As an analogy, the issue is very much the same as with outcomes. Just as missing data in the outcomes period can be informative, data outside the observation period can be informative. This can bias outcomes associated with the exposure if the exposure definition period extends outside a contiguous observation period for some people.
Note that this is a different issue from forcing everyone to have the same duration of observation period before an index date (for example, forcing everyone to have a 12 month look-back period when some have valid, longer ones available). In this case, for people with different length observation periods, it is better to use all the information. See Gilbertson, et al. (I am ignoring the situation when applying a definition that requires a specific duration of observation period in which case you should use that.)

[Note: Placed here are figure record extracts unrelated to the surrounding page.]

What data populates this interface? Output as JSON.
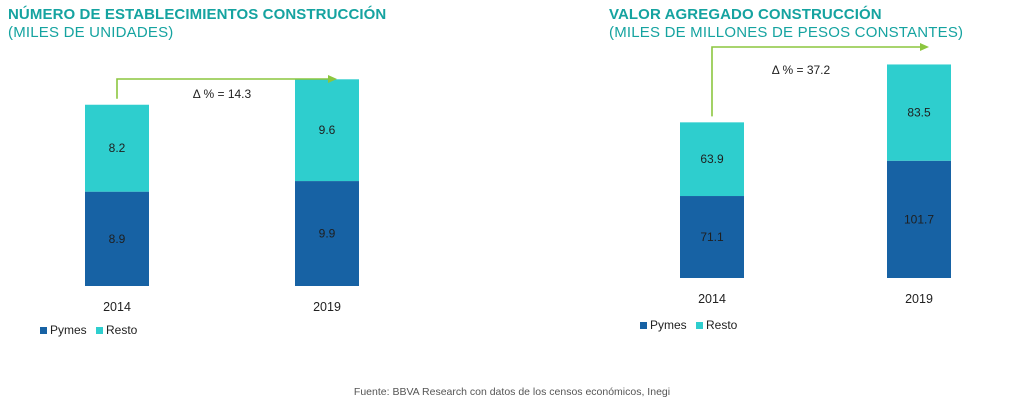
{
  "source": "Fuente: BBVA Research con datos de los censos económicos, Inegi",
  "colors": {
    "pymes": "#1762a4",
    "resto": "#2ecece",
    "arrow": "#8cc63f",
    "title": "#15a3a0"
  },
  "chart_data": [
    {
      "type": "bar",
      "stacked": true,
      "title": "NÚMERO DE ESTABLECIMIENTOS CONSTRUCCIÓN",
      "subtitle": "(MILES DE UNIDADES)",
      "categories": [
        "2014",
        "2019"
      ],
      "series": [
        {
          "name": "Pymes",
          "values": [
            8.9,
            9.9
          ]
        },
        {
          "name": "Resto",
          "values": [
            8.2,
            9.6
          ]
        }
      ],
      "data_labels": {
        "Pymes": [
          "8.9",
          "9.9"
        ],
        "Resto": [
          "8.2",
          "9.6"
        ]
      },
      "annotation": "Δ % = 14.3",
      "legend": [
        "Pymes",
        "Resto"
      ],
      "legend_position": "bottom-left",
      "grid": false
    },
    {
      "type": "bar",
      "stacked": true,
      "title": "VALOR AGREGADO CONSTRUCCIÓN",
      "subtitle": "(MILES DE MILLONES DE PESOS CONSTANTES)",
      "categories": [
        "2014",
        "2019"
      ],
      "series": [
        {
          "name": "Pymes",
          "values": [
            71.1,
            101.7
          ]
        },
        {
          "name": "Resto",
          "values": [
            63.9,
            83.5
          ]
        }
      ],
      "data_labels": {
        "Pymes": [
          "71.1",
          "101.7"
        ],
        "Resto": [
          "63.9",
          "83.5"
        ]
      },
      "annotation": "Δ % = 37.2",
      "legend": [
        "Pymes",
        "Resto"
      ],
      "legend_position": "bottom-left",
      "grid": false
    }
  ]
}
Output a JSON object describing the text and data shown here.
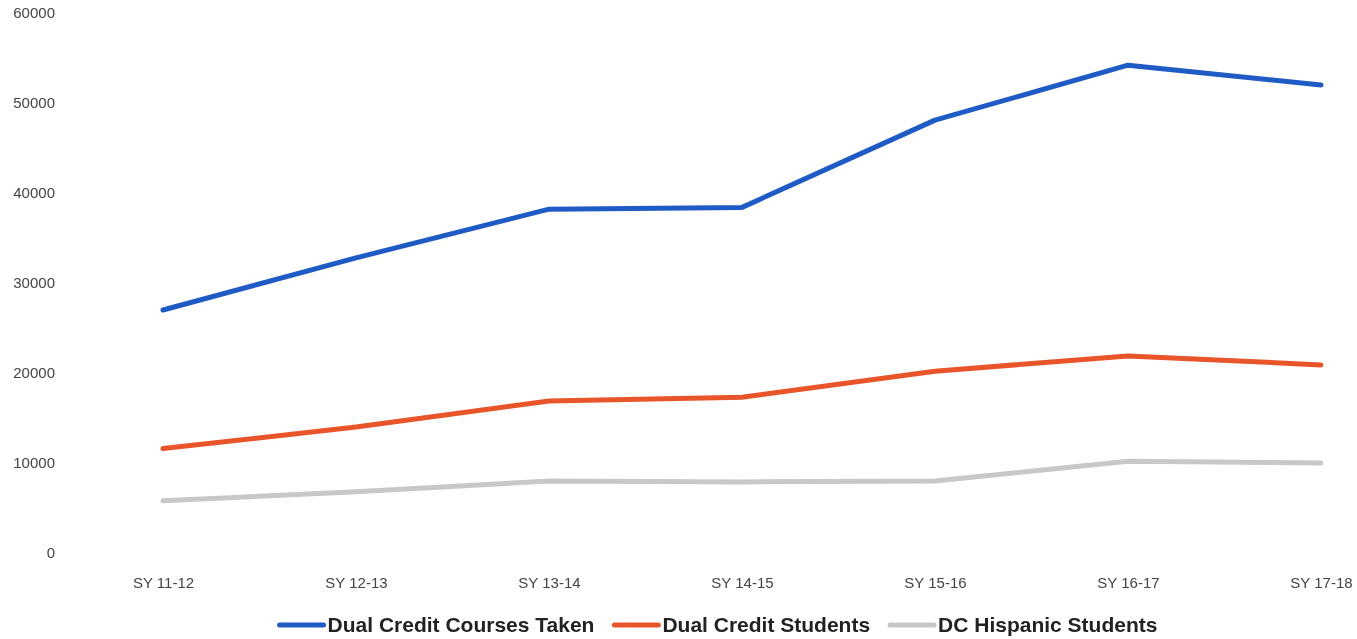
{
  "chart_data": {
    "type": "line",
    "categories": [
      "SY 11-12",
      "SY 12-13",
      "SY 13-14",
      "SY 14-15",
      "SY 15-16",
      "SY 16-17",
      "SY 17-18"
    ],
    "series": [
      {
        "name": "Dual Credit Courses Taken",
        "color": "#1f5bc4",
        "values": [
          27000,
          32800,
          38200,
          38400,
          48100,
          54200,
          52000
        ]
      },
      {
        "name": "Dual Credit Students",
        "color": "#e8552a",
        "values": [
          11600,
          14000,
          16900,
          17300,
          20200,
          21900,
          20900
        ]
      },
      {
        "name": "DC Hispanic Students",
        "color": "#c8c8c8",
        "values": [
          5800,
          6800,
          8000,
          7900,
          8000,
          10200,
          10000
        ]
      }
    ],
    "ylim": [
      0,
      60000
    ],
    "yticks": [
      0,
      10000,
      20000,
      30000,
      40000,
      50000,
      60000
    ],
    "grid": false,
    "legend": "bottom",
    "marker": "none",
    "line_style": "solid"
  }
}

Observation periods can be constructed dynamically using the payer_plan_period, or through other modifications to the observation period table. We support that in our application and our data model, and we prefer that flexibility for our purposes. But I can also attest to the fact that dicing the data in this way can affect performance with large datasets. The OHDSI approach is to place information in the CDM that is ready to be analyzed and to consider analytical performance. This isn’t always explicitly stated with the OMOP CDM, so it is important that you clarified this. I think any change needs to be considered in the context of the breaking changes it would introduce.